Иосаф на этот раз шел из присутствия домой несколько проворнее. Пообедав наскоро, он сейчас же принимался за чтение, и если тут что-нибудь приходилось ему по душе, сильно углублялся в это занятие и потом вдруг иногда вставал, начинал взволнованными шагами ходить по комнате, ерошил себе волосы, размахивал руками и даже что-то такое декламировал и затем садился за свои гусли и начинал наигрывать и подпевать самым жалобным басом известную чувствительную песню: "Среди долины ровныя"[6]. На том месте, где говорится, что высокий дуб растет:

Один, один, бедняжечка, на гладкой высоте,

Ни сосенки, ни елочки, ни травки близ него,

у Иосафа по щекам текли уже слезы; но тем все и кончалось. На другой день он просыпался по-прежнему суровый и с окаменело-неподвижным лицом шел в Приказ.

V

Был прелестнейший июньский день. Город, с своими ярко освещенными желтыми, белыми и серенькими домами, с своими блистающими серебряными и золотыми главами церквей, представлял собою решительно какой-то праздничный вид. Воздух напоен был запахом цветущих в это время лип; по временам чирикали какие-то птички, и раздавался резкий звук проезжающих по мостовой дрожек. В одних только присутственных местах было как-то еще душней и грязней. Иосаф сидел по обыкновению перед своей конторкой и посматривал на видневшийся в окно клочок неба. В Приказ вошел чрезвычайно франтоватый молодой мужчина, перетянутый, как оса, с английским пробором на голове, с усиками, с эспаньолкой, в шитой кружевной рубашке, в черном фраке, с маленькою красною кокардою в петличке и в светлейших лаковых сапогах. Он несколько по-военному сначала отнесся к одному из писцов и потом подошел к Иосафу.
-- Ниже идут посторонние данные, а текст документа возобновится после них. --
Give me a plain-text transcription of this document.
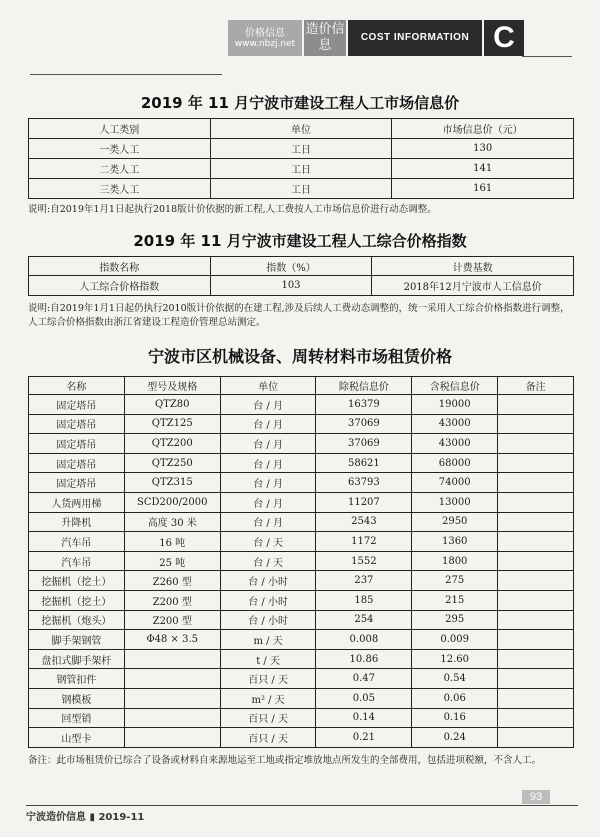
价格信息
www.nbzj.net
造价信息
COST INFORMATION C
2019 年 11 月宁波市建设工程人工市场信息价
人工类别	单位	市场信息价（元）
一类人工	工日	130
二类人工	工日	141
三类人工	工日	161
说明:自2019年1月1日起执行2018版计价依据的新工程,人工费按人工市场信息价进行动态调整。
2019 年 11 月宁波市建设工程人工综合价格指数
指数名称	指数（%）	计费基数
人工综合价格指数	103	2018年12月宁波市人工信息价
说明:自2019年1月1日起仍执行2010版计价依据的在建工程,涉及后续人工费动态调整的，统一采用人工综合价格指数进行调整，人工综合价格指数由浙江省建设工程造价管理总站测定。
宁波市区机械设备、周转材料市场租赁价格
名称	型号及规格	单位	除税信息价	含税信息价	备注
固定塔吊	QTZ80	台 / 月	16379	19000	
固定塔吊	QTZ125	台 / 月	37069	43000	
固定塔吊	QTZ200	台 / 月	37069	43000	
固定塔吊	QTZ250	台 / 月	58621	68000	
固定塔吊	QTZ315	台 / 月	63793	74000	
人货两用梯	SCD200/2000	台 / 月	11207	13000	
升降机	高度 30 米	台 / 月	2543	2950	
汽车吊	16 吨	台 / 天	1172	1360	
汽车吊	25 吨	台 / 天	1552	1800	
挖掘机（挖土）	Z260 型	台 / 小时	237	275	
挖掘机（挖土）	Z200 型	台 / 小时	185	215	
挖掘机（炮头）	Z200 型	台 / 小时	254	295	
脚手架钢管	Φ48 × 3.5	m / 天	0.008	0.009	
盘扣式脚手架杆		t / 天	10.86	12.60	
钢管扣件		百只 / 天	0.47	0.54	
钢模板		m² / 天	0.05	0.06	
回型销		百只 / 天	0.14	0.16	
山型卡		百只 / 天	0.21	0.24	
备注：此市场租赁价已综合了设备或材料自来源地运至工地或指定堆放地点所发生的全部费用，包括进项税额，不含人工。
93
宁波造价信息 ▮ 2019-11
- Я, кажется, имею удовольствие видеть господина Ферапонтова? проговорил он.

- Да-с, - отвечал тот своим обычным медвежьим тоном.

- Позвольте и мне с своей стороны иметь честь представиться: ковенский помещик Бжестовский!.. - произнес новоприбывший, расшаркиваясь и протягивая Иосафу свою чрезвычайно красивую руку, на мизинце которой нельзя было не заметить маленького и, должно быть, женского сердоликового перстенька.